Wiggins’s eyes were big as saucers. “What saved her?”

“She’s a strong woman, is Miss Gentry. When she saw that coach-and-four bearin’ down on her, she gave one almightly leap onto the pavement. Landed on her knees and scraped ’em real bad she did, but she was safe. The carriage kept on goin’ down the Brompton Road.”

“Could it have been an accident?” Mrs. Jeffries inquired. Before they got their hopes up, she wanted to be absolutely sure there really was something to investigate.

“At first we thought that’s exactly what it was,” Martha said earnestly. “You don’t expect to get knocked about when you’re walkin’ in Kensington in broad daylight, do you? But when the other things started happening, that’s when Miss Gentry got to thinking that the coach accident was no accident, if you get my meaning.”

“Tell us about the other things.” Betsy picked up her own cup and took a quick sip.

“A day or so after she was almost run down, a bunch of bricks come tumbling off the top of the garden wall right onto the spot where Miss Gentry was sittin’. Her head would’ve been crushed exceptin’ for the fact that not two seconds before it happened, she dropped her
spoon under the table and bent down to pick it up. It was the table that kept her from bein’ coshed. As it was, she got her arm bruised pretty badly.”

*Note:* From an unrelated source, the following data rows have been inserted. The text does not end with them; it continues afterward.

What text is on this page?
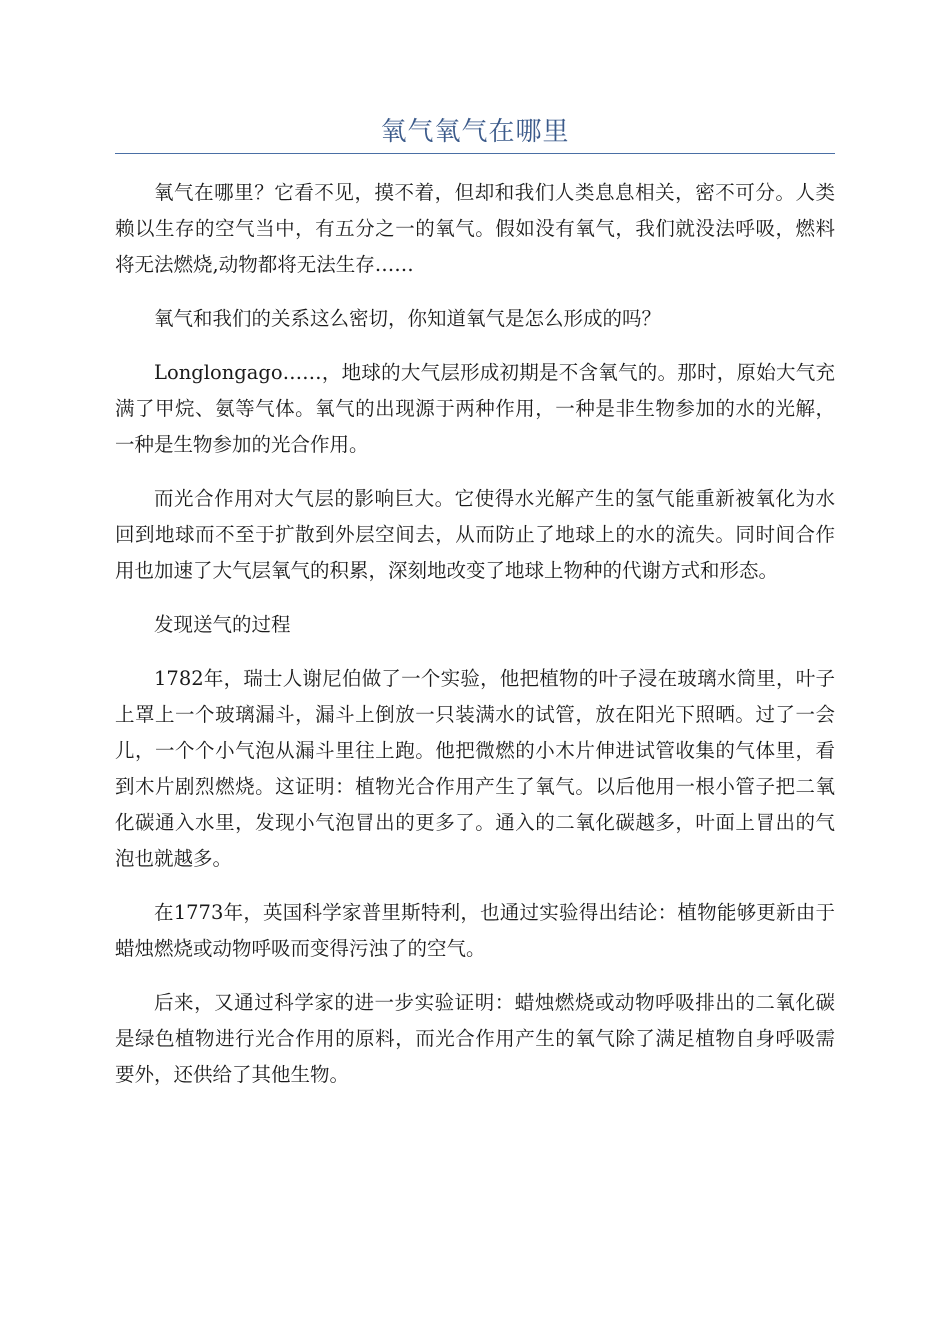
氧气氧气在哪里

氧气在哪里？它看不见，摸不着，但却和我们人类息息相关，密不可分。人类赖以生存的空气当中，有五分之一的氧气。假如没有氧气，我们就没法呼吸，燃料将无法燃烧,动物都将无法生存……

氧气和我们的关系这么密切，你知道氧气是怎么形成的吗？

Longlongago……，地球的大气层形成初期是不含氧气的。那时，原始大气充满了甲烷、氨等气体。氧气的出现源于两种作用，一种是非生物参加的水的光解，一种是生物参加的光合作用。

而光合作用对大气层的影响巨大。它使得水光解产生的氢气能重新被氧化为水回到地球而不至于扩散到外层空间去，从而防止了地球上的水的流失。同时间合作用也加速了大气层氧气的积累，深刻地改变了地球上物种的代谢方式和形态。

发现送气的过程

1782年，瑞士人谢尼伯做了一个实验，他把植物的叶子浸在玻璃水筒里，叶子上罩上一个玻璃漏斗，漏斗上倒放一只装满水的试管，放在阳光下照晒。过了一会儿，一个个小气泡从漏斗里往上跑。他把微燃的小木片伸进试管收集的气体里，看到木片剧烈燃烧。这证明：植物光合作用产生了氧气。以后他用一根小管子把二氧化碳通入水里，发现小气泡冒出的更多了。通入的二氧化碳越多，叶面上冒出的气泡也就越多。

在1773年，英国科学家普里斯特利，也通过实验得出结论：植物能够更新由于蜡烛燃烧或动物呼吸而变得污浊了的空气。

后来，又通过科学家的进一步实验证明：蜡烛燃烧或动物呼吸排出的二氧化碳是绿色植物进行光合作用的原料，而光合作用产生的氧气除了满足植物自身呼吸需要外，还供给了其他生物。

“Did anyone see who did it?” Smythe asked.

“No, more’s the pity,” Martha said. “It’s a ten-foot wall, and by the time we’d rounded up the lad from next door to skivvy over and see what was what, there was no one there. But there was a ladder lying on the ground close by.”

“That’s a rather peculiar way to try and kill someone,” Mrs. Jeffries mused. “How could the assailant know that Miss Gentry would be sitting in the, well…right spot?”

“It’s where she always sat for tea,” Martha exclaimed. “If the sun was shinin’, she had tea there every day. Besides, it weren’t one brick that come tumbling down, it were a whole lot of ’em. That’s how come Miss Gentry got her arm bruised. When she realized what was happening she squeezed under the table, but she weren’t quick enough to get her whole body under it.”

“Maybe the mortar just come loose,” Wiggins suggested.